Alex Veiga, Associated Press Business Writer
Sales of previously occupied US homes fell in April. The rise in mortgage rates and prices have been prevented from future home buyers during the busiest period in the housing market.
Existing home sales fell 0.5% last month to a seasonally adjusted annual rate of 4 million units since March, the National Association of Realtors said Thursday. Sales were the slowest in April, dating back to 2009. Sales in March were the slowest of the month, dating back to 2009.
Sales fell 2% compared to April last year. According to FactSet, the latest home sales were just under the 420 million pace economists expected by the 4.1 million pace economists.
Home prices have increased for the 22 consecutive years, but have slowed down. The median national selling price rose 1.8% from the previous year in April to $414,000, the highest ever in April.

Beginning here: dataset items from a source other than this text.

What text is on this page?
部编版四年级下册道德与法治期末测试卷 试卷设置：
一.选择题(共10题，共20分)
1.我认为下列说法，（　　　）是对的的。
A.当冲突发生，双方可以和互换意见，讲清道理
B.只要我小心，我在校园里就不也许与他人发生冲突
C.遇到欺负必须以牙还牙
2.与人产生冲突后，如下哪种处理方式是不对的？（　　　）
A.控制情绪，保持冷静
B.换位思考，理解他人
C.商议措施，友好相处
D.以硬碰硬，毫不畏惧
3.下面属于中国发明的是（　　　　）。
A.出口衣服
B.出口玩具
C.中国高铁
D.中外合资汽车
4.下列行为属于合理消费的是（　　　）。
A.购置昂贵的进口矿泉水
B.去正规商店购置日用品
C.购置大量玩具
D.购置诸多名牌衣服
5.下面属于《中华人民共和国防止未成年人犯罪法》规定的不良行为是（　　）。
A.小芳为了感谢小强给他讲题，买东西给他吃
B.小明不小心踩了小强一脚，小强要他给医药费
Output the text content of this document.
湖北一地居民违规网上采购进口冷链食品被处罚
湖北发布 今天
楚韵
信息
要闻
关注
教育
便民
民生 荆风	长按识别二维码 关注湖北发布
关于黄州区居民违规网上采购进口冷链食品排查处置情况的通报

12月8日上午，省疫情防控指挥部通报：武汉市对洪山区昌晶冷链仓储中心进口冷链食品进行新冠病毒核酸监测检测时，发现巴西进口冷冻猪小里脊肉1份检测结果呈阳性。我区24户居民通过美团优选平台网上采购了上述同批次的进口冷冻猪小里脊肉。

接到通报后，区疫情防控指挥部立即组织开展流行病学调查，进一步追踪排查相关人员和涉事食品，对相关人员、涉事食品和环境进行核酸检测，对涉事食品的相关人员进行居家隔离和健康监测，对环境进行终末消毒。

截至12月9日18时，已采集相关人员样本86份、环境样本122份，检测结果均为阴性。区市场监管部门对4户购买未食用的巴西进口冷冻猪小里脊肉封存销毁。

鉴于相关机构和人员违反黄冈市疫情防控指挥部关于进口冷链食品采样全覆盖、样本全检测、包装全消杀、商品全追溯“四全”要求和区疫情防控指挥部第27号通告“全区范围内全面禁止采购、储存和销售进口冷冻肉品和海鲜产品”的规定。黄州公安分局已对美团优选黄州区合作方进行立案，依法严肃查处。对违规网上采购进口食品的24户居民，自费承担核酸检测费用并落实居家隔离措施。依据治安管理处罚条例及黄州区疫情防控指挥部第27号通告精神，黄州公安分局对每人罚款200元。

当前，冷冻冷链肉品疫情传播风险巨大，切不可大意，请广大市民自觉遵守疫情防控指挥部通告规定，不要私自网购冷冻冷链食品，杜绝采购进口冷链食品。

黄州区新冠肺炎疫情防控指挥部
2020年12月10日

“The affordable conditions are clearly high markets, particularly mortgage rates,” said Lawrence Yun, chief economist at NAR.
The U.S. housing market has been in a sales recession since 2022, when mortgage rates began to rise from lows during the pandemic era. Sales of previously occupied US homes fell to their lowest levels last year in nearly 30 years.
The average 30-year mortgage rate has remained relatively high so far, just above 7% so far, set in mid-January. The previous low average rate point has dropped for a short time to 6.62% five weeks ago.
The rise in mortgage rates, which allow borrowers to add hundreds of dollars per month, continues to freeze many home buyers despite a sharp rise in market home inventory since last year.
At the end of last month there were 1.45 million homes for sale, up 9% from March and 20.8% higher than last April, NAR said.
This will lead to a 4.4 month supply at the current sales pace, starting from a 3.5 month pace at the end of April last year. Traditionally, supply for 5-6 months was considered a balanced market between buyers and sellers.